Une déclaration (THYPHOON : Thousand Year Peace Happening in Okinawa Now) a été envoyée au G8 par 17 associations okinawaises et 8 autres ONG japonaises. Elle réclame notamment l’élimination des bases au nom d’arguments pacifistes, démocratiques, solidaires et écologistes. Comme d’autres rendez-vous, elle montre à quel point les mobilisations de ce mois de juillet ont été avant tout ancrées dans les réalités locales (Okinawa) et nationales (Japon).
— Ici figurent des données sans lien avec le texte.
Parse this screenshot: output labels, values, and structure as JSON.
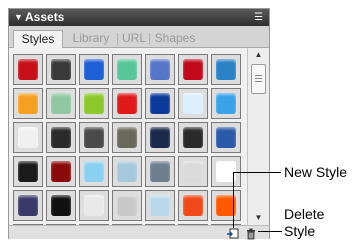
{
  "panel": {
    "title": "Assets",
    "collapse_glyph": "▼",
    "menu_glyph": "☰",
    "tabs": [
      {
        "label": "Styles",
        "active": true
      },
      {
        "label": "Library",
        "active": false
      },
      {
        "label": "URL",
        "active": false
      },
      {
        "label": "Shapes",
        "active": false
      }
    ]
  },
  "swatches": [
    [
      "#c8101a",
      "#3a3a3a",
      "#1e5fd8",
      "#57c79a",
      "#5576c8",
      "#c20a1a",
      "#2b83c6"
    ],
    [
      "#f5a021",
      "#8fc7a0",
      "#8cc82a",
      "#e01a1a",
      "#0c3a9a",
      "#dceefc",
      "#3aa3e8"
    ],
    [
      "#f0f0f0",
      "#2a2a2a",
      "#4a4a4a",
      "#6a6a5a",
      "#1a2a4a",
      "#2a2a2a",
      "#2a5aa8"
    ],
    [
      "#1a1a1a",
      "#8a0a0a",
      "#8ad0f0",
      "#a6c8dc",
      "#6e7e8e",
      "#dadada",
      "#ffffff"
    ],
    [
      "#3a3a6a",
      "#111111",
      "#e8e8e8",
      "#c8c8c8",
      "#b8d8ea",
      "#f04818",
      "#ff5a00"
    ],
    [
      "#d0d0d0",
      "#e8e8e8",
      "#f0c040",
      "#e0e0e0",
      "#c0c0c0",
      "#f0a000",
      "#f08000"
    ]
  ],
  "scrollbar": {
    "up": "▲",
    "down": "▼"
  },
  "footer": {
    "new_style_icon": "new-style-icon",
    "delete_icon": "trash-icon"
  },
  "callouts": {
    "new_style": "New Style",
    "delete_style_line1": "Delete",
    "delete_style_line2": "Style"
  }
}
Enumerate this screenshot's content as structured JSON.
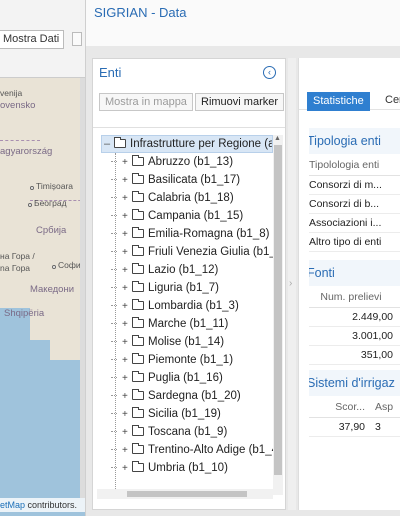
{
  "app": {
    "title": "SIGRIAN - Data"
  },
  "map": {
    "mostra_dati_label": "Mostra Dati",
    "labels": {
      "slovenia": "venija",
      "slovensko": "ovensko",
      "magyar": "agyarország",
      "timisoara": "Timișoara",
      "beograd": "Београд",
      "srbija": "Србија",
      "crna_gora1": "на Гора /",
      "crna_gora2": "na Гора",
      "sofia": "Софи",
      "makedonija": "Македони",
      "shqiperia": "Shqipëria"
    },
    "attribution_prefix": "etMap",
    "attribution_suffix": " contributors."
  },
  "enti": {
    "title": "Enti",
    "btn_mostra_mappa": "Mostra in mappa",
    "btn_rimuovi_marker": "Rimuovi marker",
    "root_label": "Infrastrutture per Regione (a",
    "items": [
      "Abruzzo (b1_13)",
      "Basilicata (b1_17)",
      "Calabria (b1_18)",
      "Campania (b1_15)",
      "Emilia-Romagna (b1_8)",
      "Friuli Venezia Giulia (b1_6",
      "Lazio (b1_12)",
      "Liguria (b1_7)",
      "Lombardia (b1_3)",
      "Marche (b1_11)",
      "Molise (b1_14)",
      "Piemonte (b1_1)",
      "Puglia (b1_16)",
      "Sardegna (b1_20)",
      "Sicilia (b1_19)",
      "Toscana (b1_9)",
      "Trentino-Alto Adige (b1_4",
      "Umbria (b1_10)"
    ]
  },
  "stats": {
    "tab_statistiche": "Statistiche",
    "tab_other": "Cen",
    "tipologia": {
      "title": "Tipologia enti",
      "header": "Tipolologia enti",
      "rows": [
        "Consorzi di m...",
        "Consorzi di b...",
        "Associazioni i...",
        "Altro tipo di enti"
      ]
    },
    "fonti": {
      "title": "Fonti",
      "header": "Num. prelievi",
      "rows": [
        "2.449,00",
        "3.001,00",
        "351,00"
      ]
    },
    "sistemi": {
      "title": "Sistemi d'irrigaz",
      "header_1": "Scor...",
      "header_2": "Asp",
      "row_1": "37,90",
      "row_2": "3"
    }
  }
}
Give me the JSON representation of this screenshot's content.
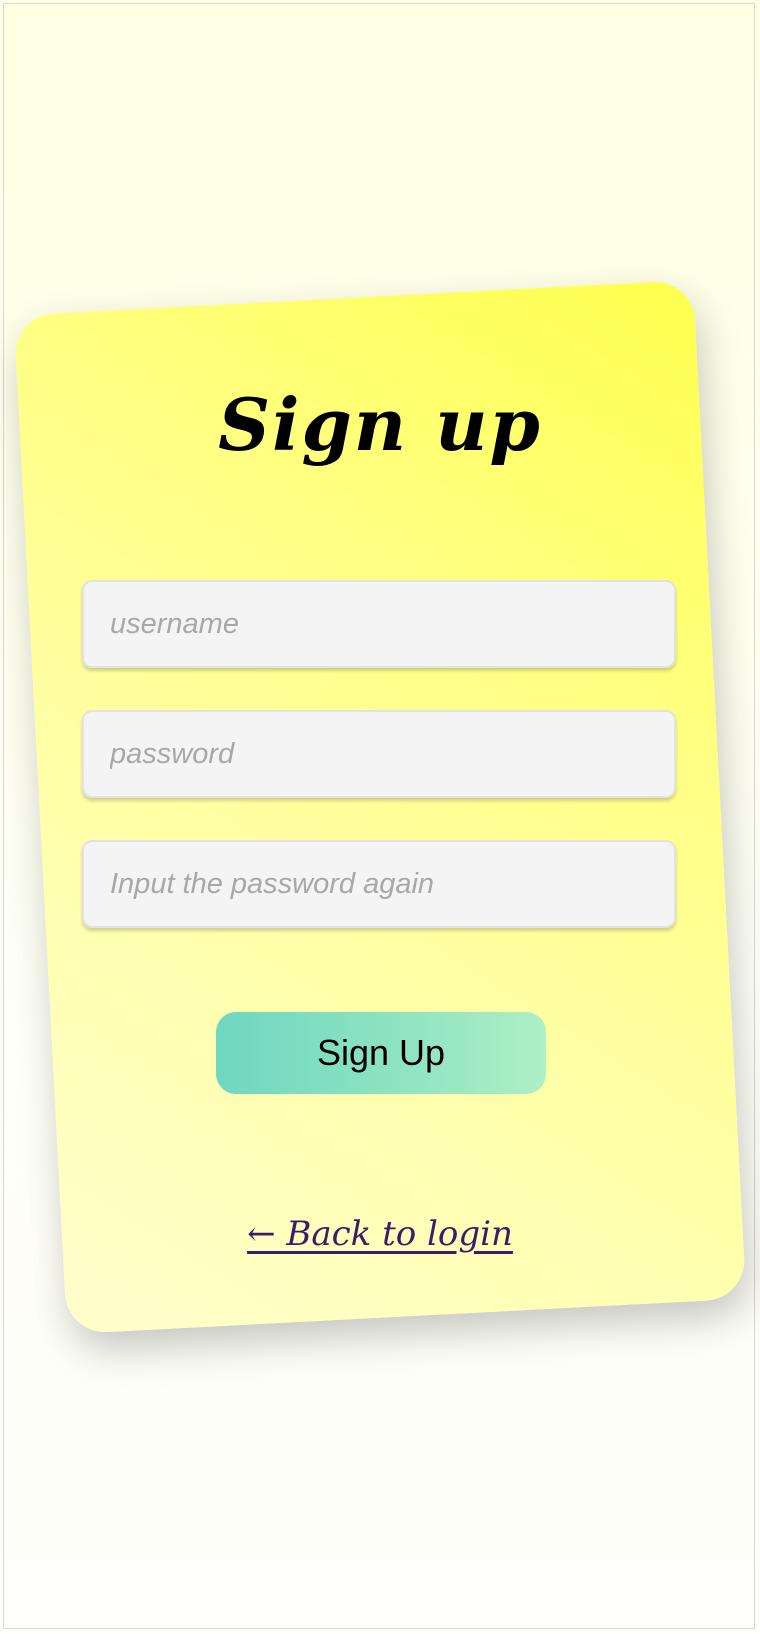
{
  "colors": {
    "background": "#ffffe3",
    "card_gradient_start": "#ffff4d",
    "card_gradient_end": "#fffecd",
    "input_background": "#f4f4f4",
    "placeholder_text": "#a8a8a8",
    "button_gradient_start": "#6fd7c1",
    "button_gradient_end": "#aeefc6",
    "link_color": "#3b1c6b"
  },
  "signup_form": {
    "title": "Sign up",
    "username_field": {
      "value": "",
      "placeholder": "username"
    },
    "password_field": {
      "value": "",
      "placeholder": "password"
    },
    "confirm_password_field": {
      "value": "",
      "placeholder": "Input the password again"
    },
    "submit_label": "Sign Up",
    "back_link": {
      "arrow_icon": "left-arrow-icon",
      "label": "← Back to login"
    }
  }
}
Dans mon article initial, je n’avais pas mentionné un certain nombre d’initiatives qui se sont déroulées en juin et juillet, à l’occasion du G8 : un forum sur les questions environnementales, deux rencontres syndicales internationales (à Osaka et Okinawa) initiées par des militants de la centrale radicale Zenrokyo, une marche de chômeurs... Aucune de ces dernières n’a eu, il est vrai, l’envergure et l’impact politique des mobilisations sur les bases et, dans le cadre d’une campagne mondiale, de la conférence Jubilé 2000. Mais toutes éclairent des réalités japonaises (y compris l’atonie du mouvement syndical majoritaire et la faiblesse des mouvements sociaux radicaux).
Une dernière remarque de clarification. Je n’ai pas écrit que le nouveau gouverneur d’Okinawa avait été « parachuté » de Tokyo (je ne le sais pas...), mais que le gouvernement central a jeté ses moyens dans la bataille électorale pour battre l’ancien gouverneur (trop hostile aux bases) et le faire élire à sa place.